Ainda estaremos todos muito bem recordados dos dados macroeconómicos de crescimento económico e da diminuição do défice orçamental em que assentava o primeiro orçamento para 2009 apresentado no final do ano transacto pelo Governo e tão galhardamente defendido pelo nosso Ministro das Finanças (o “Nosso Senhor das Finanças”, Professor Teixeira dos Santos).

Este orçamento para 2009, que foi logo tão criticado por vários quadrantes políticos e económicos da nossa vida nacional, apresentado no parlamento e ao país já depois da crise internacional ter proporções ameaçadoras continuava a prever um crescimento económico em progressão e um défice orçamental em queda para um valor que seria menos do que os 2,6 % de 2008.

E todos nos lembramos da veemência e do tom categórico com que o “Senhor das Finanças”, o doutor Teixeira dos Santos, “vendeu” no parlamento essa enorme e indisfarçável prestidigitação da realidade nacional e internacional. Nessa altura o Governo e o Senhor Ministro ainda “estavam numa” de que Portugal estava robusto e de que não senhor a crise não afectaria aqui este nosso cantinho da boa e imparável governação socialista. Visto que, segundo se afirmava nos “mentideros” do poder à data, se alguém no mundo português percebia da dimensão e do alcance da crise esses eram indiscutivelmente os ministros socialistas do Primeiro-Ministro José Sócrates.

Acontece que logo em Janeiro de 2009, depois se ter prestado com toda a quietude a esse primeiro exercício inqualificável, o “Senhor das Finanças”, com o beneplácito do seu Primeiro, apresentou no mesmo Parlamento da Nação uma rectificação de fogacho onde passava o limite do endividamento do Estado dos iniciais 7,3 para os 10,1 mil milhões de euros e, ao mesmo tempo e sem mais, o défice orçamental previsto dos singelos 2,2% do PIB (do seu magnífico e tão valentemente defendido exercício inicial) para os 3,9%.

Havemos de convir em abono da credibilidade, da legitimidade, da correcção e do rigor, e talvez mesmo da competência exigível a quem governa para o povo e em nome desse mesmo povo, que um governante como o Ministro das Finanças tem o óbvio dever de estudar a economia nacional, realizar contas rigorosas e previsões realistas, pelo que esta encenação foi desde logo imprópria e lamentável.

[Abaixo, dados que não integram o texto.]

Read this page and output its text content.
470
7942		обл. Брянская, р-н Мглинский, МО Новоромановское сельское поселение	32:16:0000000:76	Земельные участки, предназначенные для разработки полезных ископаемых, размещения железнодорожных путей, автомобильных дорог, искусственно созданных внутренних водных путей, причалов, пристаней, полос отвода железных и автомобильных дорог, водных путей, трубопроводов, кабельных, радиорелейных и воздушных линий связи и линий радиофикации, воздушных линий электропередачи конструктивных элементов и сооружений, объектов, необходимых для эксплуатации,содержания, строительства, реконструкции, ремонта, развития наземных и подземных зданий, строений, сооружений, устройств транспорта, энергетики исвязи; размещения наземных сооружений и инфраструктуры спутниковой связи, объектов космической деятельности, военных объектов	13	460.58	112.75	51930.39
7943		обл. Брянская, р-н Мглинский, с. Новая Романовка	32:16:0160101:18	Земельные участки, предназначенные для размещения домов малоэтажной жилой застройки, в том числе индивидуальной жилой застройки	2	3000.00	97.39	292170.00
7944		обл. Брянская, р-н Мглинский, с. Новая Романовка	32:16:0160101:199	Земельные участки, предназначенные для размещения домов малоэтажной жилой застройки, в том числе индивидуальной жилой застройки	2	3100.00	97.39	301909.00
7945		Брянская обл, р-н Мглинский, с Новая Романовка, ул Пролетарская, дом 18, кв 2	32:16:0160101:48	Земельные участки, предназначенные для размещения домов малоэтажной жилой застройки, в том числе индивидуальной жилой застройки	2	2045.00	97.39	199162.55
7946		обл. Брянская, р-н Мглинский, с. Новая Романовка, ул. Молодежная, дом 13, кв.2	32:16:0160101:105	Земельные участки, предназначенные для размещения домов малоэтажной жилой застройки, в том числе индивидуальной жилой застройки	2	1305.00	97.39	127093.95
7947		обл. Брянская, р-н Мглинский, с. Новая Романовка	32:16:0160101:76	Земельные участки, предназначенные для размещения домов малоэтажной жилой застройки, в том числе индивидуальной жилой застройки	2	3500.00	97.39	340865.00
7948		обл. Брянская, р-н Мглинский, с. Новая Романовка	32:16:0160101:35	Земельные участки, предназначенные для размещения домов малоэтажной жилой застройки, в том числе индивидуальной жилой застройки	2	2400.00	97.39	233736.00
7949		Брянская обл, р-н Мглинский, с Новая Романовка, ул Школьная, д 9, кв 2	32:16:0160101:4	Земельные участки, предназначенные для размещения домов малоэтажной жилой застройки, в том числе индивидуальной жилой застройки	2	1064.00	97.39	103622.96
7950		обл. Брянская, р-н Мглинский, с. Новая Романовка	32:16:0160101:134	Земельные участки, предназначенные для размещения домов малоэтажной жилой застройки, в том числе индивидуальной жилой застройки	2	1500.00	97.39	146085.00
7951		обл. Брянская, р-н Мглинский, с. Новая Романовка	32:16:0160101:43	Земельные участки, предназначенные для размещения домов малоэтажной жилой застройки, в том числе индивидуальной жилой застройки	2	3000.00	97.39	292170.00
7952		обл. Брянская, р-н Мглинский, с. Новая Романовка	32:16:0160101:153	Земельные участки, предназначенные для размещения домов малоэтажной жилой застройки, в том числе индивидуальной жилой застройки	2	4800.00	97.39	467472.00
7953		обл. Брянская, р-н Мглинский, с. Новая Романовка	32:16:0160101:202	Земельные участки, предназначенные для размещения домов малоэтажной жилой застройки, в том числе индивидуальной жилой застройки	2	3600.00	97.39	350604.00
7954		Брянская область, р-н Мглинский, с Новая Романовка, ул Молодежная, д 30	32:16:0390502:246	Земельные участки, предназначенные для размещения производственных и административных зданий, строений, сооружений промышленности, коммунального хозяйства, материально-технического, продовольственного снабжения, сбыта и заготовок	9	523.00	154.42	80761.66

Mas esta “Saga do Senhor das Finanças” viria a ter mais um acto em Maio quando o doutor Teixeira dos Santos veio a ser obrigado, ao que se sabe por intervenção directa do próprio Presidente da República, a apresentar um novo orçamento rectificativo a que lapidarmente deu a denominação de “Iniciativa para o investimento e o emprego” – por existir na semântica e no léxico do Governo uma impossibilidade de chamar rectificativo ou suplementar aquilo que objectivamente se configurava como tal.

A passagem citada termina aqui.